Even though I wrote the title of this post myself, to be really accurate I should call these ‘ways to prevent your baby from becoming a mindless eater’. Babies are naturally mindful eaters. Unfortunately, we’re taught to become mindless eaters by our experiences in life. As such, these tips that I’m sharing with you today are really about how to avoid starting your child down the wrong path.
#1: Eat With Your Baby
Eating is a social activity. In every culture around the word, people gather to share food. Babies simply eat better when a trusted adult eats with them. Join your child for both meals and snacks. As your baby’s nap routine changes, move their solid food feeding times to match when you eat meals. Bring your baby to the table for meals. Offer finger food versions of foods that you are eating at that meal. Depending on what you are eating, either offer just finger-food versions of your meal or some finger food versions of your meal in addition to baby food. Join your child for snacks too. Even if you don’t need a full snack yourself at that time, perhaps you can share some fruit or veggies in common (most of us could use to eat more fruit and veggies). Or just have a glass of water or coffee/tea. It may not work in your schedule for every meal and snack, but the more the better.
#2: Sit to Eat
It’s so common to eat on the run now. We eat in our car, at our work desks, and while walking down the street. Unfortunately this is another example where multi-tasking isn’t actually helping us out. Kids are easily distracted. They just can’t do as good a job at feeding themselves when multitasking. This doesn’t mean that you can’t ever leave the house again. Sit on a blanket at the park and have a snack picnic. Use a table at the food court at the mall to eat your meal (even if you packed it rom home). Stop for a few minutes after swimming lessons to sit on the bench in the foyer and eat your snack. An added benefit: kids who are used to stopping and sitting to eat, become quick eaters. They get down to the task of eating and in just a few minutes, you’ll be done and back living your busy life. It can actually save time to stop, sit and eat with your child instead of eating on the run.
#3: No Screens
When it’s time to eat, turn off the TV and put the iPad away. Yes, this means putting your phone away too. Why do parents resort to using screens during meals and snacks?

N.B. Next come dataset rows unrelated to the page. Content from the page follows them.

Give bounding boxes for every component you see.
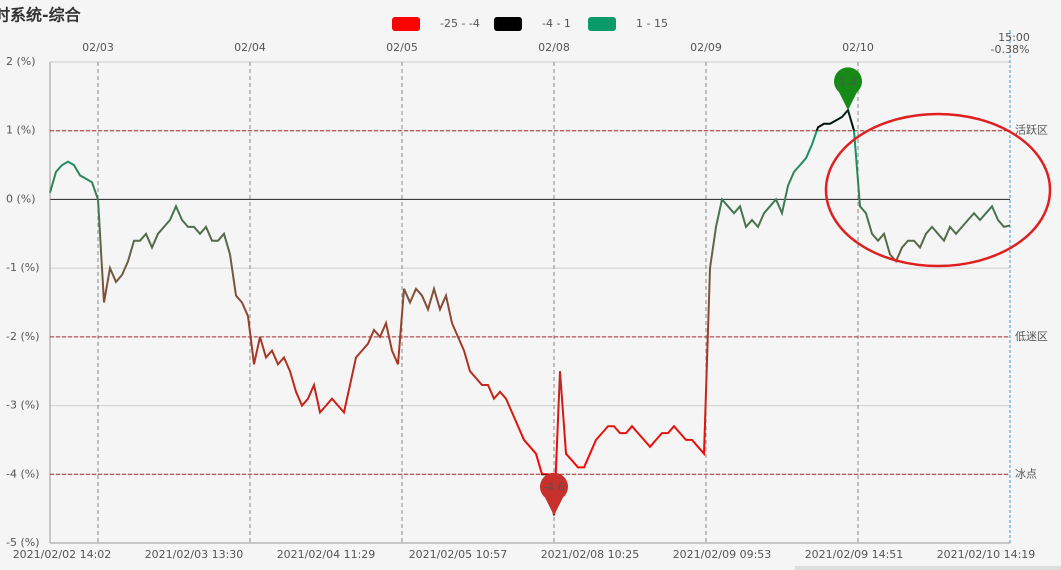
day-label: 02/08 — [538, 41, 570, 54]
mark-line-label: 冰点 — [1015, 467, 1037, 480]
day-label: 02/03 — [82, 41, 114, 54]
x-tick-label: 2021/02/08 10:25 — [541, 548, 640, 561]
legend-label: -4 - 1 — [542, 17, 571, 30]
min-pin — [540, 472, 569, 516]
annotation-ellipse — [824, 112, 1052, 268]
legend-label: -25 - -4 — [440, 17, 480, 30]
y-tick-label: 2 (%) — [6, 55, 36, 68]
day-label: 02/05 — [386, 41, 418, 54]
x-tick-label: 2021/02/04 11:29 — [277, 548, 376, 561]
x-tick-label: 2021/02/09 14:51 — [805, 548, 904, 561]
min-pin-label: -4.6 — [543, 481, 564, 494]
day-label: 02/09 — [690, 41, 722, 54]
max-pin — [834, 67, 862, 111]
y-tick-label: -1 (%) — [6, 261, 40, 274]
legend-swatch — [392, 17, 420, 31]
mark-line-label: 活跃区 — [1015, 123, 1048, 137]
x-tick-label: 2021/02/09 09:53 — [673, 548, 772, 561]
day-label: 02/04 — [234, 41, 266, 54]
x-tick-label: 2021/02/03 13:30 — [145, 548, 244, 561]
y-tick-label: 0 (%) — [6, 192, 36, 205]
y-tick-label: -3 (%) — [6, 399, 40, 412]
y-tick-label: -2 (%) — [6, 330, 40, 343]
legend-swatch — [494, 17, 522, 31]
y-tick-label: -5 (%) — [6, 536, 40, 549]
legend-label: 1 - 15 — [636, 17, 668, 30]
x-tick-label: 2021/02/05 10:57 — [409, 548, 508, 561]
legend-swatch — [588, 17, 616, 31]
mark-line-label: 低迷区 — [1015, 330, 1048, 343]
scrollbar — [795, 566, 1061, 570]
x-tick-label: 2021/02/02 14:02 — [13, 548, 112, 561]
end-value: -0.38% — [991, 43, 1030, 56]
x-tick-label: 2021/02/10 14:19 — [937, 548, 1036, 561]
day-label: 02/10 — [842, 41, 874, 54]
y-tick-label: 1 (%) — [6, 124, 36, 137]
series-line — [49, 108, 1011, 516]
end-time: 15:00 — [998, 31, 1030, 44]
max-pin-label: 1.3 — [839, 75, 857, 88]
chart-title: 时系统-综合 — [0, 6, 82, 25]
y-tick-label: -4 (%) — [6, 467, 40, 480]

Because it gets more food in the child. However, when kids are staring at screens, they can’t listen to their bodies’ own hunger and fullness cues. They’re just too distracted by the screen. So while you may get food in today, you are teaching your child to not listen to their own body’s hunger and satiety cues. And, you’re teaching them to overeat. This strategy is just not worth it. It’s normal for kids to eat a lot one day and very little another day. I recognize that it can be disconcerting as a parent to see your child eat very little. However, when kids choose how much they eat, they regulate their food intake well and have a healthy growth pattern. There are many strategies to ensure that your child is getting enough to eat. Teaching them to mindlessly feed themselves isn’t a successful one.
#4: Pleasant Conversation Only
You want your child to associate eating with happy memories. Meals and snacks aren’t the times to be reviewing what your child did wrong today. Nor are they the time for nagging or family arguments. Create a family routine of having everyone take turns talking about their days. Yes, you can even do this if it’s just you and your baby. While your baby may not yet understand the words that you are saying, they can pick up on your energy and tone of voice. You’re establishing a routine where the table is a place to which they look forward to coming – not a place from which they want to run screaming.
#5 Role Model Trying New Food
Babies are little sponges. They observe everything that you do and copy it. Be honest with yourself. When was the last time that you tried a new food? Being open to trying new things is a part of having a healthy relationship with food. If you want your baby to be open to trying new foods, you need to walk the talk. Note that this doesn’t include pretending to like something. Mindfulness doesn’t include deception or being fake. If you try something and don’t like it, it’s an opportunity for you to role model staying calm (and having good manners) in this situation.
Kristen Yarker, MSc, RD helps moms and dads support your picky kids to get good nutrition today…and instill a life-long love of healthy eating.